Virologic and Host Factors Contributing to HIV Control in Elite Controllers
Location(s): United States
Dr. Hiroyu Hatano, a fellow in adult infectious diseases at UCSF, is establishing herself as a young investigator in patient-oriented translational research of HIV-infected elite controllers. Elite controllers are HIV-antibody individuals who have maintained "undetectable" plasma HIV-1 RNA levels in the absence of antiretroviral therapy. This award provides Dr. Hatano with the support necessary to accomplish the following goals: (1) to recover, quantify, and characterize HIV in elite controllers; (2) to examine the interactions between host and virologic factors that contribute to effective virologic control in elite controllers; and (4) to develop an independent, clinic-based translational research career. Dr. Hatano has assembled a mentoring team comprised of her primary mentor, Dr. Steven G. Deeks, an expert in translational HIV research with a focus on HIV pathogenesis, and three co-mentors: Dr. Joseph K. Wong, a clinical virologist and expert in HIV latency; Dr. Joseph (Mike) McCune, an immunologist with expertise in the immunology of HIV infection; and Dr. Jeffrey N. Martin, an expert in infectious diseases and epidemiology. Although highly active antiretroviral therapy (HAART) has been effective in decreasing the morbidity and mortality associated with HIV infection for patients with access to medical care, the challenges of long-term efficacy, toxicity, cost, and life-long adherence remain.

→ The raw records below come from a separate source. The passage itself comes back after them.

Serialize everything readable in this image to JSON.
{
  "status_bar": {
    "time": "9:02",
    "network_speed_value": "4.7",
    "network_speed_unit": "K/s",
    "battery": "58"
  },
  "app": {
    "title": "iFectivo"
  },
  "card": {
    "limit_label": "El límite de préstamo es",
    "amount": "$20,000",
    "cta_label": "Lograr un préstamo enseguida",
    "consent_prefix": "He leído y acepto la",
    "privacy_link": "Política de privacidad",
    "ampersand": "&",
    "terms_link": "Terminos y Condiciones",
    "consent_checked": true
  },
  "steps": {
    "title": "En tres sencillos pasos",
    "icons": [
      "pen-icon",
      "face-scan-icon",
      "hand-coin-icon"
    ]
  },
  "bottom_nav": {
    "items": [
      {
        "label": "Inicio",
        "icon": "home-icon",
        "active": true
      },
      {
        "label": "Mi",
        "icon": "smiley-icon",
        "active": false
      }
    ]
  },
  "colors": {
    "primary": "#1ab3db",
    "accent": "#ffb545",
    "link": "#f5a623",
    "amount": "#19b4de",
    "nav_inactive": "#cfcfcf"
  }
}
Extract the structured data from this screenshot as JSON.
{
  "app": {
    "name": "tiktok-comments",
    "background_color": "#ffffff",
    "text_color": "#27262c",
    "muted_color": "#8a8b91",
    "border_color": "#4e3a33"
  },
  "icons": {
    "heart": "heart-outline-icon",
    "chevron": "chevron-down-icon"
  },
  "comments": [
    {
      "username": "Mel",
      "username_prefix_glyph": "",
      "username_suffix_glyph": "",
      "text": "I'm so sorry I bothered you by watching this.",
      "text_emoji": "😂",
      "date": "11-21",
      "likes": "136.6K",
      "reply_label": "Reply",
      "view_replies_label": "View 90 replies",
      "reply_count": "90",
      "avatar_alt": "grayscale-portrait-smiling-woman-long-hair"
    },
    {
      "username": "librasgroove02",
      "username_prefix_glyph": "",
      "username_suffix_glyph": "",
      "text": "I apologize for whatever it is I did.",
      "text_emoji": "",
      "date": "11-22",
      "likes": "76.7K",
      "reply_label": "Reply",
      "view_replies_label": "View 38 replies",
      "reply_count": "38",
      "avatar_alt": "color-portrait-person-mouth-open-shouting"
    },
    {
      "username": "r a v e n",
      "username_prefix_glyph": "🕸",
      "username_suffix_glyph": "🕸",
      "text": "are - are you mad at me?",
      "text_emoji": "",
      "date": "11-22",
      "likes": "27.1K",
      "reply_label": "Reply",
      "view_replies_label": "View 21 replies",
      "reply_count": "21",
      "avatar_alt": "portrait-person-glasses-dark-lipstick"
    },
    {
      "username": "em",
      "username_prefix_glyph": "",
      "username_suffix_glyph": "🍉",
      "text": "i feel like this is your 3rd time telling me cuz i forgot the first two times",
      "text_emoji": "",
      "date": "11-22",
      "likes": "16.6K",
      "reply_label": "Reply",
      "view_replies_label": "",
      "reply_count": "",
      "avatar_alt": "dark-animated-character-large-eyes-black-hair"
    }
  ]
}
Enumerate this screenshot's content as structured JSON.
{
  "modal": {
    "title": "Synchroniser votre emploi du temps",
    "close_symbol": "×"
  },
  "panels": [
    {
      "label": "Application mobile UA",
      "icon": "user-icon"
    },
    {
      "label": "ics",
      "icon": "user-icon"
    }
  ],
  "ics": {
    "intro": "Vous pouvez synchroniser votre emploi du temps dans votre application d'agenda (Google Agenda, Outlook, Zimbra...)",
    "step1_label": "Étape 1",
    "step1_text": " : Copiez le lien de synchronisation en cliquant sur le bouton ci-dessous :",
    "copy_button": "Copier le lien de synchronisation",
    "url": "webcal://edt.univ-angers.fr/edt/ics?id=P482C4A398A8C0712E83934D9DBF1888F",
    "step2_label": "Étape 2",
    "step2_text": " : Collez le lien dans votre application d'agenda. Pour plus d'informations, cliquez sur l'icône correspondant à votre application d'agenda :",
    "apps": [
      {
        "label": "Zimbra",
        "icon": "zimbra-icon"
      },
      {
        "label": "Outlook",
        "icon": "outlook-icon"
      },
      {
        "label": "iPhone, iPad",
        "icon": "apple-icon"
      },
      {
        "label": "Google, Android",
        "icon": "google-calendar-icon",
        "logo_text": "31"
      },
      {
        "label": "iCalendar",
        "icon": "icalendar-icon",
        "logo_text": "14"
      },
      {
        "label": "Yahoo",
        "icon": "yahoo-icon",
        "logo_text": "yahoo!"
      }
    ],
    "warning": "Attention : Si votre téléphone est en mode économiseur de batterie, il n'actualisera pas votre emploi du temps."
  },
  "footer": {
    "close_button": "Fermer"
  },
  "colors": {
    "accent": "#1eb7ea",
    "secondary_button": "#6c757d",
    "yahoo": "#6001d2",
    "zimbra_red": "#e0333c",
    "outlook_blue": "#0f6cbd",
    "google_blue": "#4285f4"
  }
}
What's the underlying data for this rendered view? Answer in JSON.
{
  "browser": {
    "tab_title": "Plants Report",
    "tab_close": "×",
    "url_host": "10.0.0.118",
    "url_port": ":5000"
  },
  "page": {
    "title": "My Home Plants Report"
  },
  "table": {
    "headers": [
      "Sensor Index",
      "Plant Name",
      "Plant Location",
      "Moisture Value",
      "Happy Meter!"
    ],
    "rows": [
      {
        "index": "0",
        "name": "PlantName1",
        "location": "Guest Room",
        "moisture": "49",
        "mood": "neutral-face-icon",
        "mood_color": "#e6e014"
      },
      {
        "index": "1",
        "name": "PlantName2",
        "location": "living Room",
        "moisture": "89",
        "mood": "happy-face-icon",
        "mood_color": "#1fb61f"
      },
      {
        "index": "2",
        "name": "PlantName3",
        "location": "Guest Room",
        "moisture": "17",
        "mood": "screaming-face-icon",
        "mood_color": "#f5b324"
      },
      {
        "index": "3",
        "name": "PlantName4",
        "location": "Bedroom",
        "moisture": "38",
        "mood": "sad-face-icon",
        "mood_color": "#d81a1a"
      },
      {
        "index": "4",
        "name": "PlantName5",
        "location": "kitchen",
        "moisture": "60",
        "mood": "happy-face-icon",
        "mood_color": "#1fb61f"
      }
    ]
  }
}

Thus, models of eradication need to be examined in order to elucidate potential host and viral factors that may make eradication possible. One such model is the elite controller cohort. Although rare, elite controllers provide a unique opportunity to study a naturally occurring model of sustained control of HIV. Dr. Hatano will identify both virologic factors (Aim 1) and host factors (and their interactions) (Aim 2) that contribute to the effective control of HIV in elite controllers, and she will examine whether a proportion of them have "cleared" their HIV infection (Aim 3).
Insight into how elite controllers maintain their distinctive version of HIV latency and durable viral control may affect HIV treatment strategies, bolster therapeutic vaccine design efforts, and contribute to the possible eradication of HIV.